Felsefe ve dine rağmen hakikatın çift olduğu düşünülemez. Çünkü zihnin kabul ettiği genel kural gereği hakikat tektir. Din ve felsefe bu tek hakikatin sadece değişik ifade ediliş şekilleridirler.
Filozoflara göre bu nedenlerden dolayı ifadelerdeki felsefe din ayrımı, hakikatın iki olduğu kanaatine yol açmamalıdır. Hakikat tektir ve eğer buna rağmen felsefe ile din arasında bazı ayrılıklar görülüyorsa, hatta bazı zıtlık biçiminde bile açıga çikarsa, bunun sebebi dindir. Dinden dolayı yanlış anlayışlar oluşmaktadır. Onlara göre bu ayrılık ve zıtlığın kaynaklanmasının nedeni ise, dinin halk için (cahil insanlar için ) gelmiş olması ve hakikatı halkın anlamasını sağlamak içinsembollerle ifade etmesinden kaynaklanır.
İşte bu sebeble sembollerin değişik yorumlanması değişik inanç ve anlayışlara yol açmaktadır. Halbuki bunun yanında felsefe hakikatı olduğu gibi ifade eder ve yanlış anlamlara yol açmaz.Bundan dolayı dini doğru anlayabilmek için, onun bildirdiklerini felsefeye uygun şekilde tevil etmek gerekir.

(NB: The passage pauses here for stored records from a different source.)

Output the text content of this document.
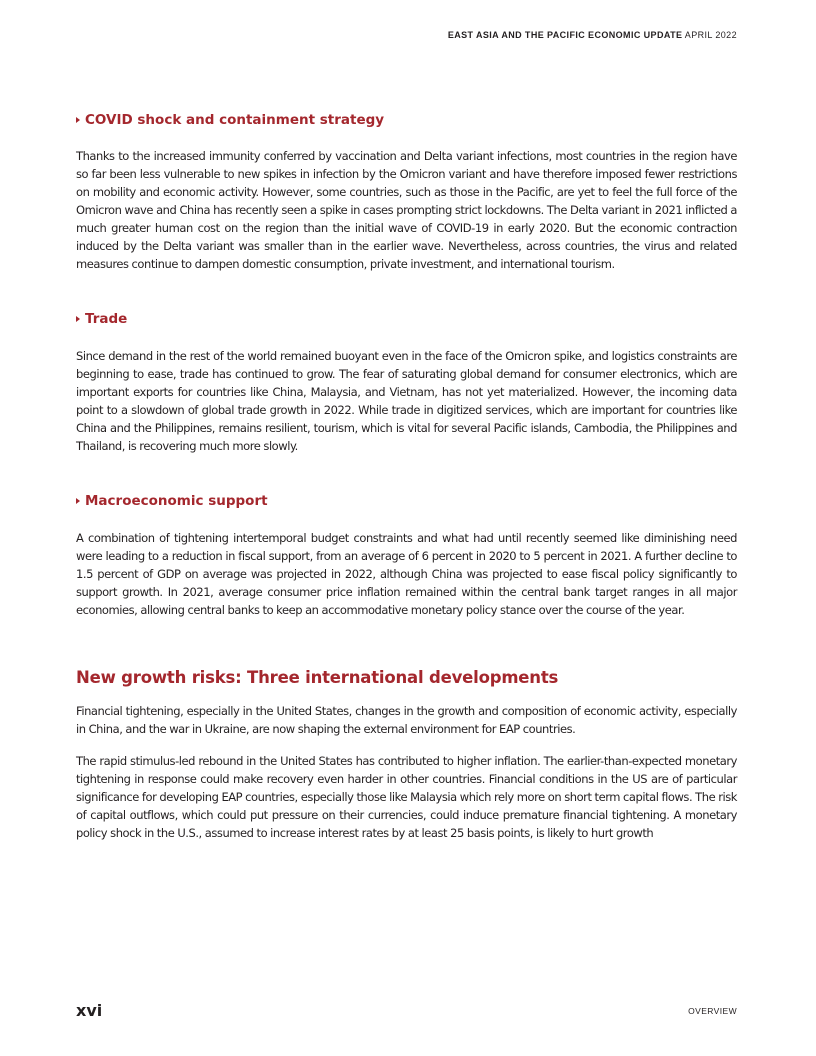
EAST ASIA AND THE PACIFIC ECONOMIC UPDATE APRIL 2022
COVID shock and containment strategy

Thanks to the increased immunity conferred by vaccination and Delta variant infections, most countries in the region have so far been less vulnerable to new spikes in infection by the Omicron variant and have therefore imposed fewer restrictions on mobility and economic activity. However, some countries, such as those in the Pacific, are yet to feel the full force of the Omicron wave and China has recently seen a spike in cases prompting strict lockdowns. The Delta variant in 2021 inflicted a much greater human cost on the region than the initial wave of COVID-19 in early 2020. But the economic contraction induced by the Delta variant was smaller than in the earlier wave. Nevertheless, across countries, the virus and related measures continue to dampen domestic consumption, private investment, and international tourism.

Trade

Since demand in the rest of the world remained buoyant even in the face of the Omicron spike, and logistics constraints are beginning to ease, trade has continued to grow. The fear of saturating global demand for consumer electronics, which are important exports for countries like China, Malaysia, and Vietnam, has not yet materialized. However, the incoming data point to a slowdown of global trade growth in 2022. While trade in digitized services, which are important for countries like China and the Philippines, remains resilient, tourism, which is vital for several Pacific islands, Cambodia, the Philippines and Thailand, is recovering much more slowly.

Macroeconomic support

A combination of tightening intertemporal budget constraints and what had until recently seemed like diminishing need were leading to a reduction in fiscal support, from an average of 6 percent in 2020 to 5 percent in 2021. A further decline to 1.5 percent of GDP on average was projected in 2022, although China was projected to ease fiscal policy significantly to support growth. In 2021, average consumer price inflation remained within the central bank target ranges in all major economies, allowing central banks to keep an accommodative monetary policy stance over the course of the year.

New growth risks: Three international developments

Financial tightening, especially in the United States, changes in the growth and composition of economic activity, especially in China, and the war in Ukraine, are now shaping the external environment for EAP countries.

The rapid stimulus-led rebound in the United States has contributed to higher inflation. The earlier-than-expected monetary tightening in response could make recovery even harder in other countries. Financial conditions in the US are of particular significance for developing EAP countries, especially those like Malaysia which rely more on short term capital flows. The risk of capital outflows, which could put pressure on their currencies, could induce premature financial tightening. A monetary policy shock in the U.S., assumed to increase interest rates by at least 25 basis points, is likely to hurt growth

xvi	OVERVIEW
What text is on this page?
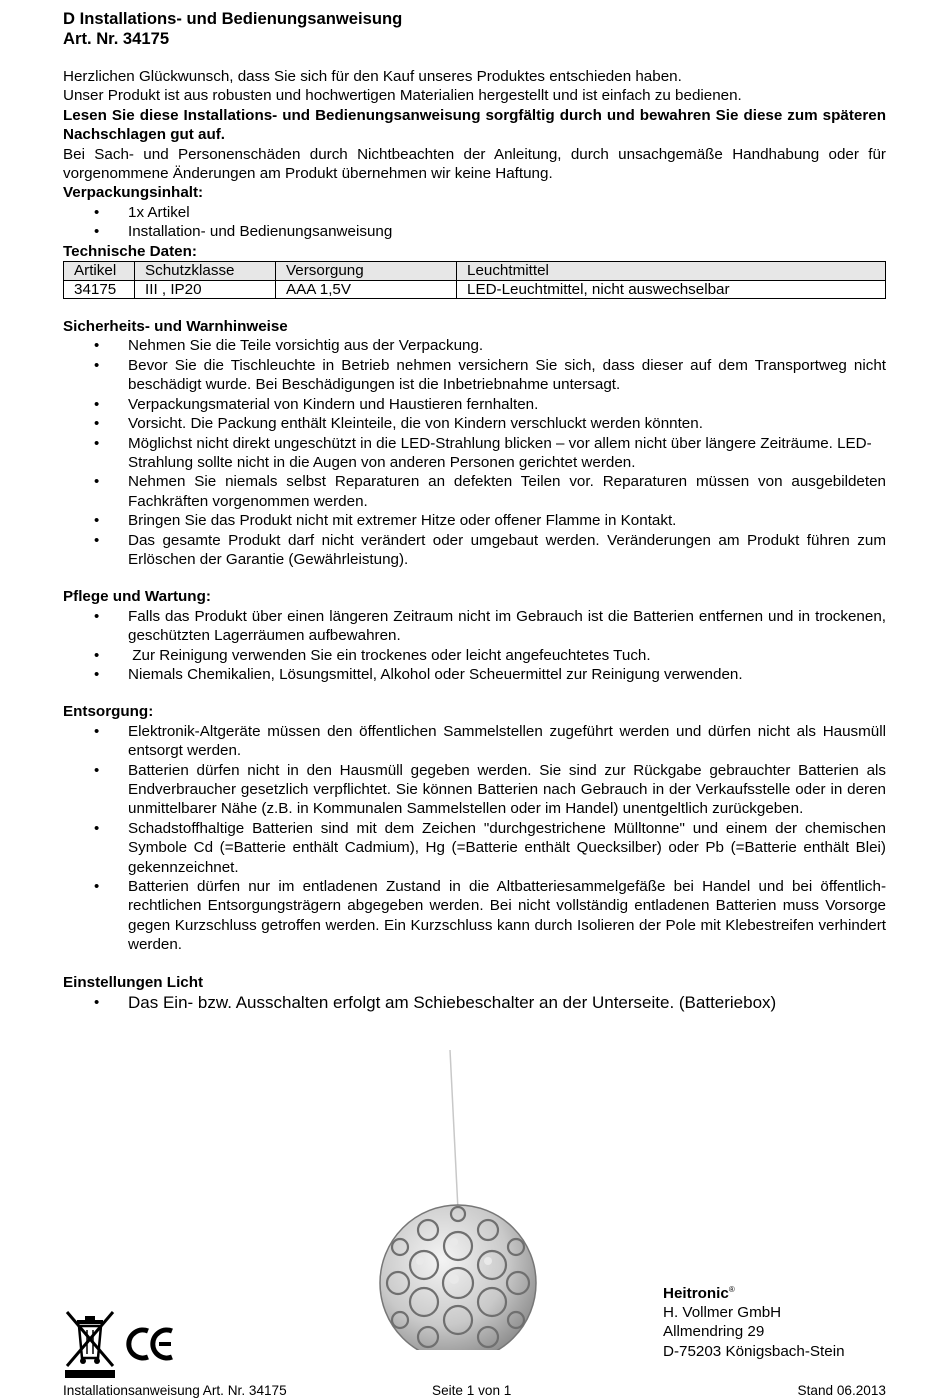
D Installations- und Bedienungsanweisung
Art. Nr. 34175
Herzlichen Glückwunsch, dass Sie sich für den Kauf unseres Produktes entschieden haben.
Unser Produkt ist aus robusten und hochwertigen Materialien hergestellt und ist einfach zu bedienen.
Lesen Sie diese Installations- und Bedienungsanweisung sorgfältig durch und bewahren Sie diese zum späteren Nachschlagen gut auf.
Bei Sach- und Personenschäden durch Nichtbeachten der Anleitung, durch unsachgemäße Handhabung oder für vorgenommene Änderungen am Produkt übernehmen wir keine Haftung.
Verpackungsinhalt:
• 1x Artikel
• Installation- und Bedienungsanweisung
Technische Daten:
Artikel	Schutzklasse	Versorgung	Leuchtmittel
34175	III , IP20	AAA 1,5V	LED-Leuchtmittel, nicht auswechselbar
Sicherheits- und Warnhinweise
• Nehmen Sie die Teile vorsichtig aus der Verpackung.
• Bevor Sie die Tischleuchte in Betrieb nehmen versichern Sie sich, dass dieser auf dem Transportweg nicht beschädigt wurde. Bei Beschädigungen ist die Inbetriebnahme untersagt.
• Verpackungsmaterial von Kindern und Haustieren fernhalten.
• Vorsicht. Die Packung enthält Kleinteile, die von Kindern verschluckt werden könnten.
• Möglichst nicht direkt ungeschützt in die LED-Strahlung blicken – vor allem nicht über längere Zeiträume. LED-Strahlung sollte nicht in die Augen von anderen Personen gerichtet werden.
• Nehmen Sie niemals selbst Reparaturen an defekten Teilen vor. Reparaturen müssen von ausgebildeten Fachkräften vorgenommen werden.
• Bringen Sie das Produkt nicht mit extremer Hitze oder offener Flamme in Kontakt.
• Das gesamte Produkt darf nicht verändert oder umgebaut werden. Veränderungen am Produkt führen zum Erlöschen der Garantie (Gewährleistung).
Pflege und Wartung:
• Falls das Produkt über einen längeren Zeitraum nicht im Gebrauch ist die Batterien entfernen und in trockenen, geschützten Lagerräumen aufbewahren.
•  Zur Reinigung verwenden Sie ein trockenes oder leicht angefeuchtetes Tuch.
• Niemals Chemikalien, Lösungsmittel, Alkohol oder Scheuermittel zur Reinigung verwenden.
Entsorgung:
• Elektronik-Altgeräte müssen den öffentlichen Sammelstellen zugeführt werden und dürfen nicht als Hausmüll entsorgt werden.
• Batterien dürfen nicht in den Hausmüll gegeben werden. Sie sind zur Rückgabe gebrauchter Batterien als Endverbraucher gesetzlich verpflichtet. Sie können Batterien nach Gebrauch in der Verkaufsstelle oder in deren unmittelbarer Nähe (z.B. in Kommunalen Sammelstellen oder im Handel) unentgeltlich zurückgeben.
• Schadstoffhaltige Batterien sind mit dem Zeichen "durchgestrichene Mülltonne" und einem der chemischen Symbole Cd (=Batterie enthält Cadmium), Hg (=Batterie enthält Quecksilber) oder Pb (=Batterie enthält Blei) gekennzeichnet.
• Batterien dürfen nur im entladenen Zustand in die Altbatteriesammelgefäße bei Handel und bei öffentlich-rechtlichen Entsorgungsträgern abgegeben werden. Bei nicht vollständig entladenen Batterien muss Vorsorge gegen Kurzschluss getroffen werden. Ein Kurzschluss kann durch Isolieren der Pole mit Klebestreifen verhindert werden.
Einstellungen Licht
• Das Ein- bzw. Ausschalten erfolgt am Schiebeschalter an der Unterseite. (Batteriebox)
Heitronic®
H. Vollmer GmbH
Allmendring 29
D-75203 Königsbach-Stein
Installationsanweisung Art. Nr. 34175	Seite 1 von 1	Stand 06.2013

Bu ise filozofların başarabileceği bir iştir. Bu yapıldığında da felsefe ile din arasındaki ayrılıklar kendiliğinden kalkmış olur.
Kısaca özetlediğimiz görüşlerden anlaşılmaktadır ki, filozoflar düşünce ve inançta kendilerine yer açabilmek ve söylediklerini meşrulaştırabilmek için dini kendi anlayışları içerisinde yorumlamaktan, istedikleri şekle sokmaktan çekinmemişleridir.
Eğer bir filozofun söz ve düşüncelerinde dine aykırı şeyler görülüyorsa bunun nedeninin normal insanların (filozof olmayanların) bilgilerinin yetersizliğinden kaynaklandığı inanci genel kabul görür hale getirilmiştir. Buna göre felsefe zeki, aydın insanların kavrayabileceği birşeydir ki böylelerinin sayısı ise çok azdır. Bu durum filozofların sayısının neden az olduğunuda göstermiş olur.